It’s not as easy as it sounds being a professional gamer. A League of Legends superstar has had $200,000 in cryptocurrency stolen from them – directly from their Coinbase account.
While the exact details of the hack have not been officially confirmed, Peng does have his suspicions.
Peng states that around a couple of weeks before the theft, he had experienced some abnormal cellphone coverage which he now believes to have been part of the scammer’s “genius plan.”
The League of Legends star believes that he was a victim of “sim swapping” – a fraudulent tactic attackers employ to dupe carrier employees into giving them access to the victim’s phone number.
Peng’s mobile provider confirmed the number had been reported as lost or stolen, and could have been transferred.
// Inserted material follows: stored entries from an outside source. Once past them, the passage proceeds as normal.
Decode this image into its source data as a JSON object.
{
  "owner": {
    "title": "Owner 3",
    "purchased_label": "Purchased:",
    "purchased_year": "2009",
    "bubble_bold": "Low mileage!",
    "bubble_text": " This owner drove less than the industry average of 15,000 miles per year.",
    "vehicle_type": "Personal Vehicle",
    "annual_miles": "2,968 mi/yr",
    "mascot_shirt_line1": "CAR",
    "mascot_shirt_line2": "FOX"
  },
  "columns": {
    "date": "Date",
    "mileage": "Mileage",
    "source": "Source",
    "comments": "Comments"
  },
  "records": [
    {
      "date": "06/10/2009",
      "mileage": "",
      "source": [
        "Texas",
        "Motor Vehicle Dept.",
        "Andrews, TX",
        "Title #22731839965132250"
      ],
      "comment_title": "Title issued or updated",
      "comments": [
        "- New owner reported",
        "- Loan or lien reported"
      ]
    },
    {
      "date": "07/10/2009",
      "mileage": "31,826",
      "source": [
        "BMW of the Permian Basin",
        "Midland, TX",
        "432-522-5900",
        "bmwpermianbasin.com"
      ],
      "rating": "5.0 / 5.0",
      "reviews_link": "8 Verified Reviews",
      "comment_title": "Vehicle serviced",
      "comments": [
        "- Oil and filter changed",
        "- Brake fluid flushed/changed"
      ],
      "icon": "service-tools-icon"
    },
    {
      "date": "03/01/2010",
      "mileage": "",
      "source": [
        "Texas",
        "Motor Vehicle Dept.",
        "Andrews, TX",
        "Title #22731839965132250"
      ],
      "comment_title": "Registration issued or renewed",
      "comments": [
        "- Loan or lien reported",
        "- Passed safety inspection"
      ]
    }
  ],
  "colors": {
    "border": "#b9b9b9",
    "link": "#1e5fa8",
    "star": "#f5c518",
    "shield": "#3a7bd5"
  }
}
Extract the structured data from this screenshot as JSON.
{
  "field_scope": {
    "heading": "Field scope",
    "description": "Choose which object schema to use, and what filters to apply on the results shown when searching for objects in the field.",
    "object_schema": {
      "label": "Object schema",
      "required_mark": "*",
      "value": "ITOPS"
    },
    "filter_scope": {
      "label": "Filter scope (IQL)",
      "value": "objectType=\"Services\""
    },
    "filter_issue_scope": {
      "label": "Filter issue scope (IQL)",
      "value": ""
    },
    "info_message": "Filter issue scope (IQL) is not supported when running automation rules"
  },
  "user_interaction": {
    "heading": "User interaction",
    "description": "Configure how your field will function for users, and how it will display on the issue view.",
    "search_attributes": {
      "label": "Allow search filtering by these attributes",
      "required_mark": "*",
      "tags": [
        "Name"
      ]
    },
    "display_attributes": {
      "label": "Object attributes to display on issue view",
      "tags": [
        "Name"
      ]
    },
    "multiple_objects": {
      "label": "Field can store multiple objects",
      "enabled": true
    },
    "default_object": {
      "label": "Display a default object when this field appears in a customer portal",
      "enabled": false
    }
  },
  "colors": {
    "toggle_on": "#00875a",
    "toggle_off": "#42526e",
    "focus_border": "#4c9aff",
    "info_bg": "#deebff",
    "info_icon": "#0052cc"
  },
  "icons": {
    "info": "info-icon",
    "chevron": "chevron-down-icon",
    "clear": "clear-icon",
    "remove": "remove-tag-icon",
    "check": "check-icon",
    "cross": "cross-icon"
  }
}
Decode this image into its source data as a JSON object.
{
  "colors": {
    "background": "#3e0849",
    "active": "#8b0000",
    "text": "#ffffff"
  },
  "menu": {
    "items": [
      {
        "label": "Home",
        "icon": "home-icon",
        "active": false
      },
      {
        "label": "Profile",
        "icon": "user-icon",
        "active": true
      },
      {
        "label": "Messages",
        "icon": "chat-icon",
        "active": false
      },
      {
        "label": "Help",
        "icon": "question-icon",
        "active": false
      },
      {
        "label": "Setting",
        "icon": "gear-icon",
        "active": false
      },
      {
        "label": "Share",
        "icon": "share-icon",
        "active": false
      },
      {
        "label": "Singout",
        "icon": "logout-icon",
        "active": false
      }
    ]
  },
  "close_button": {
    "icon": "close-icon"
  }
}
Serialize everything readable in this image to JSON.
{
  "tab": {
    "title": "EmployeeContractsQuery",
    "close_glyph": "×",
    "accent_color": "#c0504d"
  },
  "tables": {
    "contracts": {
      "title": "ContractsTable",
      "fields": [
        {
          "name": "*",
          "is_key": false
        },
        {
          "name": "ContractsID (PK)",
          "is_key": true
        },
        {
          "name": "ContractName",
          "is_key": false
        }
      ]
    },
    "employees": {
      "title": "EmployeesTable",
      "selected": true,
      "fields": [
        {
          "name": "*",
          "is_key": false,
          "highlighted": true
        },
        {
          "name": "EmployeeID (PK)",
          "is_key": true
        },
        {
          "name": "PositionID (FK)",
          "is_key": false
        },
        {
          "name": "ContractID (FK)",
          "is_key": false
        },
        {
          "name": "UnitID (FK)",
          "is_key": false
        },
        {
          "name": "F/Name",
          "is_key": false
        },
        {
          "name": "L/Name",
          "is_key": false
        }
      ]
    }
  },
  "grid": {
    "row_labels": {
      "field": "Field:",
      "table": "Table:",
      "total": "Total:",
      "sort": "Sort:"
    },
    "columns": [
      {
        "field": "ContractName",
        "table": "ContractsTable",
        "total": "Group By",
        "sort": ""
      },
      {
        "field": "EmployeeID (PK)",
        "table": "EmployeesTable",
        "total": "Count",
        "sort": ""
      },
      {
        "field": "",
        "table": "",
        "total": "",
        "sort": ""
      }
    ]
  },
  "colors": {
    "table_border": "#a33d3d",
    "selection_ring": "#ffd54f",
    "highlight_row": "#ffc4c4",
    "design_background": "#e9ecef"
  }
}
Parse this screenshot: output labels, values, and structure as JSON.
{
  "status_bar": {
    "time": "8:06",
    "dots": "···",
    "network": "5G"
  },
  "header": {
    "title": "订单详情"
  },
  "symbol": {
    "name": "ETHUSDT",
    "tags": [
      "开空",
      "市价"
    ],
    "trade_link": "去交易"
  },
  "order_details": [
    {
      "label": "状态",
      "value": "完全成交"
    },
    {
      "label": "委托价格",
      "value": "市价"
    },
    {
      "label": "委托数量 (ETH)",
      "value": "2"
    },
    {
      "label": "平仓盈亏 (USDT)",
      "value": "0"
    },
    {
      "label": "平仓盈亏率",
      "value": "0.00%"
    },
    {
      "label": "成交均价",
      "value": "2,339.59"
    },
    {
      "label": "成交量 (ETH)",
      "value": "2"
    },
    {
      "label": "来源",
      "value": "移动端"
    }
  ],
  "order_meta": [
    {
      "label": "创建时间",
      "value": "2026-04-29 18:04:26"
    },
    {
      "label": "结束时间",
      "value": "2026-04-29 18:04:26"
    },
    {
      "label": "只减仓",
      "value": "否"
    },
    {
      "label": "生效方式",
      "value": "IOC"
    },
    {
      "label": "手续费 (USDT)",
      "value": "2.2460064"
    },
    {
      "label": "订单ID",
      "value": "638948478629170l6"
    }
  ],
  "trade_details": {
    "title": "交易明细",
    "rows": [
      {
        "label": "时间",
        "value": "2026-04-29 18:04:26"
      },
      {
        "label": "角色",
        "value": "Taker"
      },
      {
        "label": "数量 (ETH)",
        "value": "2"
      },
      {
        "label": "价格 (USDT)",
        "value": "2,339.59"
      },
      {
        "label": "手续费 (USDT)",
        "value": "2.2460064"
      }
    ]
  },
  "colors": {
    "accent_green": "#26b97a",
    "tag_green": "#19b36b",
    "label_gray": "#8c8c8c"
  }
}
By obtaining access to Peng’s mobile phone number, the scammer could then gain access to his email and Coinbase accounts. As Coinbase uses mobile phone numbers as part of its two-factor authentication process (2FA), the scammer was not prevented from accessing Peng’s account when challenged.
The scam didn’t end here. The attacker then went on to employ an intricate system of email filters which prevented Peng from realizing the hack was taking place.
Emails that confirmed Coinbase transactions sent to Doublelift’s inbox were forwarded to a hidden email address – most likely belonging to the scammer. After this, emails were then deleted from Doublelift’s inbox. It happened so quickly Doublelift never saw any of the suspicious Coinbase activity.
The intricate – and clearly well-planned – heist is another in a string of scams that have seen unwitting victims conned out of their cryptocurrency. Last month, a Finnish millionaire lost $35 million in an illegitimate cryptocurrency investment.
While Doublelift isn’t setting any records for the highest value of assets stolen, it is certainly unnerving that scammers can covertly obtain such large sums. Doublelift remains confident he will get his lost funds back, so it might not all be bad news for the gamer.
Of course you should always use 2FA. But if you ever notice unusual activity on your mobile phone that you use for it, speak to your carrier to make sure your number hasn’t been compromised in a “sim swap” scam.